IMR2024 chair of organizing committee. With SIAM PP. Join us in Baltimore!
IMR2023 panel chair. In person for the first time since COVID. In Amsterdam with SIAM CSE.
Older IMR committees I was on the program committee for the 27th International Meshing Roundtable IMR, 1-5 October 2018. I was on the program committee for the 26th International Meshing Roundtable IMR, September 2017, the short-course chair and the papers co-chair. There were probably a couple other times I was on the committee but forgot. I chaired the IMR in 1995.
IMR with SIAM. After 29 years as a successful conference series, the IMR joined SIAM and is now the SIAM IMR, with new website here: https://internationalmeshingroundtable.com/ Meetings continue to be annual, and will be colocated with SIAM PP and SIAM CS&E alternating years.
Non-IMR
CAD Computer-Aided Design editorial board since early 2023.
Symposium on Solid and Physical Modeling (SPM) 2024 international program committee.
I’ve given talks to universities and to Sandia on what it is like being a mathematician at an engineering laboratory. This includes several talks as part of the effort by DOE’s Office of Science labs to inspire and attract students at universities serving underserved communities.
I organized a workshop on combinatorial algebraic topology in late August 2009; we wrote a summary report.
I taught the course “ALGORITHMIC GEOMETRY AND MESH GENERATION” at UNM in Fall 2010.
I was on the committee for the Symposium on Computational Geometry, applied-track, in 2002.

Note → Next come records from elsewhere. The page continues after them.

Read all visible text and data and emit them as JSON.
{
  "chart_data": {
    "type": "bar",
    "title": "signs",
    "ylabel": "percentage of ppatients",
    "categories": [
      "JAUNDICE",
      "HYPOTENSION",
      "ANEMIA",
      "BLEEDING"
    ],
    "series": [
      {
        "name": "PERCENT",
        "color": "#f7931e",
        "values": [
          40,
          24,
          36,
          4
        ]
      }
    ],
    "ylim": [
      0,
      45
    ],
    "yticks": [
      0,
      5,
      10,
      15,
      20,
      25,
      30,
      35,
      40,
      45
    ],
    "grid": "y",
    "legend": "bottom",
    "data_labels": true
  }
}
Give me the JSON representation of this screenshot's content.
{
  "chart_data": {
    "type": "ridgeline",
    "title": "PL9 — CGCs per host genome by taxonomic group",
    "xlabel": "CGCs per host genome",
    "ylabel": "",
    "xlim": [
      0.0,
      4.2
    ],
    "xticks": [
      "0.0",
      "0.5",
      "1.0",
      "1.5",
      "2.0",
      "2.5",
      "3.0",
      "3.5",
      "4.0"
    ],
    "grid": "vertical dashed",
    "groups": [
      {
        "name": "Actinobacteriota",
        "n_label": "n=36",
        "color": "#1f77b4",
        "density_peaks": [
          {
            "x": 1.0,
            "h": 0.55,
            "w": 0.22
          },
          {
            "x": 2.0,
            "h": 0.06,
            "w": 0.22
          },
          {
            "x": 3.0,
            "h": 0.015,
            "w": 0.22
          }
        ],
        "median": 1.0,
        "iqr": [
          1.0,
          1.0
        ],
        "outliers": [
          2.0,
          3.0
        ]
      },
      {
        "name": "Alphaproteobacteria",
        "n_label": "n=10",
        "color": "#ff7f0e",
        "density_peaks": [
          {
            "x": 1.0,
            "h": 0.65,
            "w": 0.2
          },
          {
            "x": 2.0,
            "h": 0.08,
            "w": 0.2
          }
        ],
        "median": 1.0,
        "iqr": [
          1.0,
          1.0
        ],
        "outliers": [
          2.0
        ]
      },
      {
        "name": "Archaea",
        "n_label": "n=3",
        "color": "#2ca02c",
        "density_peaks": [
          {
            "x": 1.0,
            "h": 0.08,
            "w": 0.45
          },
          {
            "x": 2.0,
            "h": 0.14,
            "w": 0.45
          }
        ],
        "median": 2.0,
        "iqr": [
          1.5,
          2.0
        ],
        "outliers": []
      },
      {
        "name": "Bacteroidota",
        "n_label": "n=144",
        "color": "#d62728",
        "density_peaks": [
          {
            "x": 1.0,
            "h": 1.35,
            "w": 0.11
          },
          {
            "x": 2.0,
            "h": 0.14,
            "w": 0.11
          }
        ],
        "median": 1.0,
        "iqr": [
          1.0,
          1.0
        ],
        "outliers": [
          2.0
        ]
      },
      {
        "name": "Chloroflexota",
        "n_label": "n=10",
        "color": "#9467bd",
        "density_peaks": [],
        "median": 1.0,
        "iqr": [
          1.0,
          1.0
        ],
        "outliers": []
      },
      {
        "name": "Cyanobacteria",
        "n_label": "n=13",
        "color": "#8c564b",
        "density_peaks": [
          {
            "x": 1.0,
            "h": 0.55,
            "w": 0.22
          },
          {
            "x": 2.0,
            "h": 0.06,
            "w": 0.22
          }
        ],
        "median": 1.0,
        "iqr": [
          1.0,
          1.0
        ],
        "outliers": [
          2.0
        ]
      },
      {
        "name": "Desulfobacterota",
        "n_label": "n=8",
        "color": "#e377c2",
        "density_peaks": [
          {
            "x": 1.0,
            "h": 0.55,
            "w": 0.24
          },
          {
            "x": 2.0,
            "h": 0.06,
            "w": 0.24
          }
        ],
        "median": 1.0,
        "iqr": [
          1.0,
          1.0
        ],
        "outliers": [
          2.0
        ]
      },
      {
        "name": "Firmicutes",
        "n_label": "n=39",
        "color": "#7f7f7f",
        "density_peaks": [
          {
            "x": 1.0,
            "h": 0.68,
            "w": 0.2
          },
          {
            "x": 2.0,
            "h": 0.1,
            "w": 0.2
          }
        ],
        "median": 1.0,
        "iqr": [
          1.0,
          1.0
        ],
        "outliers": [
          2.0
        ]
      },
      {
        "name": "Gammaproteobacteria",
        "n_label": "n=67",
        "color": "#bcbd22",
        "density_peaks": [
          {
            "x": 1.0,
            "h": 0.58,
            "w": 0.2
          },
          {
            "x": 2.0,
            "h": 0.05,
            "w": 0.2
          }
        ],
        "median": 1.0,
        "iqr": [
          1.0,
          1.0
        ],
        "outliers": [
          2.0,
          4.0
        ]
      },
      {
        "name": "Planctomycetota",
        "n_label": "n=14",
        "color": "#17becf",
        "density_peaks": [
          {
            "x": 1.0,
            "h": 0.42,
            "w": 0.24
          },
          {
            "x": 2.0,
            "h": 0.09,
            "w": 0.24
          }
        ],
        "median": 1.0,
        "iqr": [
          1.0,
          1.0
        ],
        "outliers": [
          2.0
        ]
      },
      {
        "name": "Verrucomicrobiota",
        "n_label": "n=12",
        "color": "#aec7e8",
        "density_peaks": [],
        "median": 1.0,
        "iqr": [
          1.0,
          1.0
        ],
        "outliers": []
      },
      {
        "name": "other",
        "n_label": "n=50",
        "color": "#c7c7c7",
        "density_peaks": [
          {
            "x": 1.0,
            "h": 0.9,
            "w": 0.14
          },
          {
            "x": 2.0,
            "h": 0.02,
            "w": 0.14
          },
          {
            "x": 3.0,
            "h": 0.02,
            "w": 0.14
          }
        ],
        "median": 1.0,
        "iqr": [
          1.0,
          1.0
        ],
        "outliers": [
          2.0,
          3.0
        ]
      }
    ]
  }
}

Bridging Theory and Practice
Here is a 2002 paper [bibtex] by Batagelj and Zaversnik about core decompositions of networks that lists me as a “liaison” author linking two cores of Computational Geometry, which I recognize as Cubit™ mesh generation and theoretical mesh generation; see pages 7-8.
Writing
I have the dubious distinction of Jonathan Shewchuk using one of my papers from the 1990’s as an example of standard practices for introductions and conclusions that is “bad writing that’s considered good.” I thought the same thing as he did while I was writing it: “No value added, but it’s expected.” (I’m flattered he says the paper has high technical merit despite that.) See “Conclusions that don’t” in Three Sins of Authors in Computer Science and Math, and my paper Cardinality Bounds for Triangulations with Bounded Minimum Angle.
More advice I reread from time to time: abstract for experts vs. introduction for beginners and abstract in six easy sentences and Good Enough Practices in Scientific Computing and single-tasking and reviewing papers, an introduction.
Tau vs. Pi
Let us use tau instead of pi: τ=2π tau = 2 pi [ The Tau Manifesto by Michael Hartl]. Anyone who has messed with hypersphere volumes and areas should appreciate that.
n?
Let us use ? for sum as ! is for product: n? = 1 + 2 + … + n = n(n+1)/2 n? = 1 + 2 + … + n = n(n+1)/2 n? = sum_{i=1:n} i = n(n+1)/2 [my idea]
Programmatics
From 2002-2005 I served on the LDRD S&T CIS IAT (Laboratory Directed Research and Development, Science & Technology, Computer and Information Sciences, Investment Area Team). This is an team that determines the general direction of the most fundamental CS and IS research at Sandia and selects from among the technical staff’s specific proposals. See the LDRD homepage (Sandia Only).